45 (3) Subject to subsection (4) to (6), a person whose interest or estate in land is expropriated is entitled to be paid costs necessarily incurred by the person for the purpose of asserting his or her claim for compensation or damages.
(6) On a claim under section 41(3), the board may award, in its discretion, costs to the claimant or the expropriation authority.
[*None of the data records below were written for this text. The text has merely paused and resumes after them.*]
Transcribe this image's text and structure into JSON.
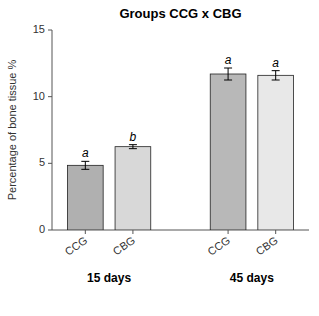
{
  "chart_data": {
    "type": "bar",
    "title": "Groups CCG x CBG",
    "ylabel": "Percentage of bone tissue %",
    "categories": [
      "CCG",
      "CBG",
      "CCG",
      "CBG"
    ],
    "groups": [
      "15 days",
      "15 days",
      "45 days",
      "45 days"
    ],
    "values": [
      4.85,
      6.25,
      11.7,
      11.6
    ],
    "errors": [
      0.3,
      0.15,
      0.45,
      0.35
    ],
    "annotations": [
      "a",
      "b",
      "a",
      "a"
    ],
    "colors": [
      "#b0b0b0",
      "#d8d8d8",
      "#b8b8b8",
      "#e8e8e8"
    ],
    "ylim": [
      0,
      15
    ],
    "yticks": [
      0,
      5,
      10,
      15
    ]
  }
}
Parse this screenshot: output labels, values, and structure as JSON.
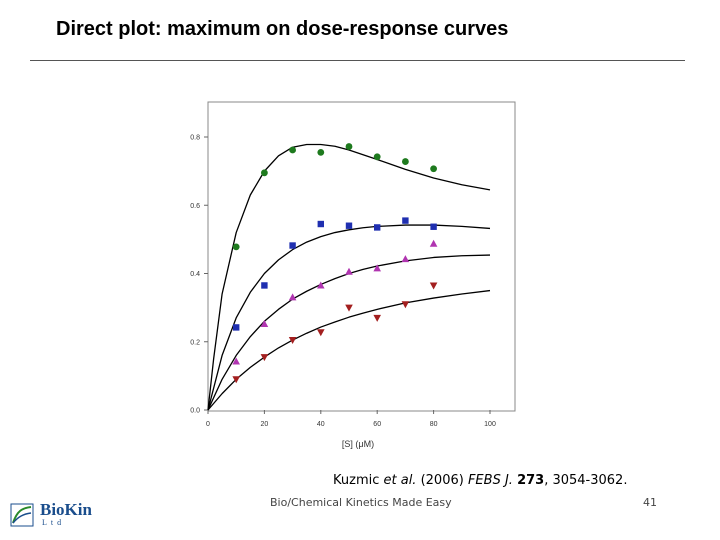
{
  "slide": {
    "title": "Direct plot: maximum on dose-response curves",
    "citation": {
      "authors": "Kuzmic ",
      "etal": "et al.",
      "year": " (2006) ",
      "journal": "FEBS J.",
      "space": " ",
      "volume": "273",
      "pages": ", 3054-3062."
    },
    "footer": "Bio/Chemical Kinetics Made Easy",
    "page_number": "41",
    "logo": {
      "name": "BioKin",
      "sub": "Ltd"
    }
  },
  "chart_data": {
    "type": "scatter",
    "title": "",
    "xlabel": "[S] (μM)",
    "ylabel": "",
    "xlim": [
      0,
      100
    ],
    "ylim": [
      0,
      0.88
    ],
    "xticks": [
      0,
      20,
      40,
      60,
      80,
      100
    ],
    "yticks": [
      0.0,
      0.2,
      0.4,
      0.6,
      0.8
    ],
    "grid": false,
    "series": [
      {
        "marker": "circle",
        "color": "#1e7a1e",
        "x": [
          10,
          20,
          30,
          40,
          50,
          60,
          70,
          80
        ],
        "y": [
          0.478,
          0.695,
          0.762,
          0.755,
          0.772,
          0.742,
          0.728,
          0.707
        ],
        "fit": {
          "x": [
            0,
            2,
            5,
            10,
            15,
            20,
            25,
            30,
            35,
            40,
            45,
            50,
            55,
            60,
            70,
            80,
            90,
            100
          ],
          "y": [
            0.0,
            0.15,
            0.34,
            0.52,
            0.63,
            0.7,
            0.745,
            0.77,
            0.778,
            0.778,
            0.773,
            0.762,
            0.748,
            0.734,
            0.705,
            0.68,
            0.66,
            0.645
          ]
        }
      },
      {
        "marker": "square",
        "color": "#1f2fb0",
        "x": [
          10,
          20,
          30,
          40,
          50,
          60,
          70,
          80
        ],
        "y": [
          0.242,
          0.365,
          0.482,
          0.545,
          0.54,
          0.535,
          0.555,
          0.537
        ],
        "fit": {
          "x": [
            0,
            5,
            10,
            15,
            20,
            25,
            30,
            35,
            40,
            45,
            50,
            55,
            60,
            70,
            80,
            90,
            100
          ],
          "y": [
            0.0,
            0.16,
            0.27,
            0.345,
            0.4,
            0.44,
            0.47,
            0.492,
            0.508,
            0.52,
            0.528,
            0.534,
            0.538,
            0.542,
            0.542,
            0.538,
            0.532
          ]
        }
      },
      {
        "marker": "triangle-up",
        "color": "#b035b0",
        "x": [
          10,
          20,
          30,
          40,
          50,
          60,
          70,
          80
        ],
        "y": [
          0.142,
          0.252,
          0.33,
          0.365,
          0.405,
          0.415,
          0.442,
          0.487
        ],
        "fit": {
          "x": [
            0,
            5,
            10,
            15,
            20,
            25,
            30,
            35,
            40,
            45,
            50,
            55,
            60,
            70,
            80,
            90,
            100
          ],
          "y": [
            0.0,
            0.09,
            0.16,
            0.215,
            0.26,
            0.295,
            0.325,
            0.348,
            0.368,
            0.385,
            0.4,
            0.412,
            0.422,
            0.437,
            0.447,
            0.452,
            0.454
          ]
        }
      },
      {
        "marker": "triangle-down",
        "color": "#a31f1f",
        "x": [
          10,
          20,
          30,
          40,
          50,
          60,
          70,
          80
        ],
        "y": [
          0.09,
          0.155,
          0.205,
          0.228,
          0.3,
          0.27,
          0.31,
          0.365
        ],
        "fit": {
          "x": [
            0,
            5,
            10,
            15,
            20,
            25,
            30,
            35,
            40,
            45,
            50,
            55,
            60,
            70,
            80,
            90,
            100
          ],
          "y": [
            0.0,
            0.048,
            0.09,
            0.125,
            0.155,
            0.182,
            0.205,
            0.225,
            0.243,
            0.258,
            0.272,
            0.284,
            0.295,
            0.314,
            0.328,
            0.34,
            0.35
          ]
        }
      }
    ]
  }
}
Because there has been no expropriation, we do not have jurisdiction to award the Claimant its costs under section 45(3). See Reimer v Surrey (1997), 62 L.C.R. 222 and Mischek v British Columbia (Ministry of Transportation and Highways), unreported, ECB# 36/98/196 January 10, 2001. We have also dismissed the Claimant's application under section 41(3) with respect to its remaining interest in the waterlot being injuriously affected. Under this section we do have discretion to award costs on this claim. Although MoTH has been successful in its application on this issue, costs do not necessarily follow the event in expropriation matters. See El & El Investments Ltd. v. School District No. 36 (Surrey) (1996), 60 L.C.R. 41 at 52. We note that there were greater costs than there might have been when MoTH (and the Claimant) failed to provide the Head Lease and ancillary documents in the first application. However, the Head Lease was not relevant to the claim under section 41(3). In the circumstances each side is to bear its own costs.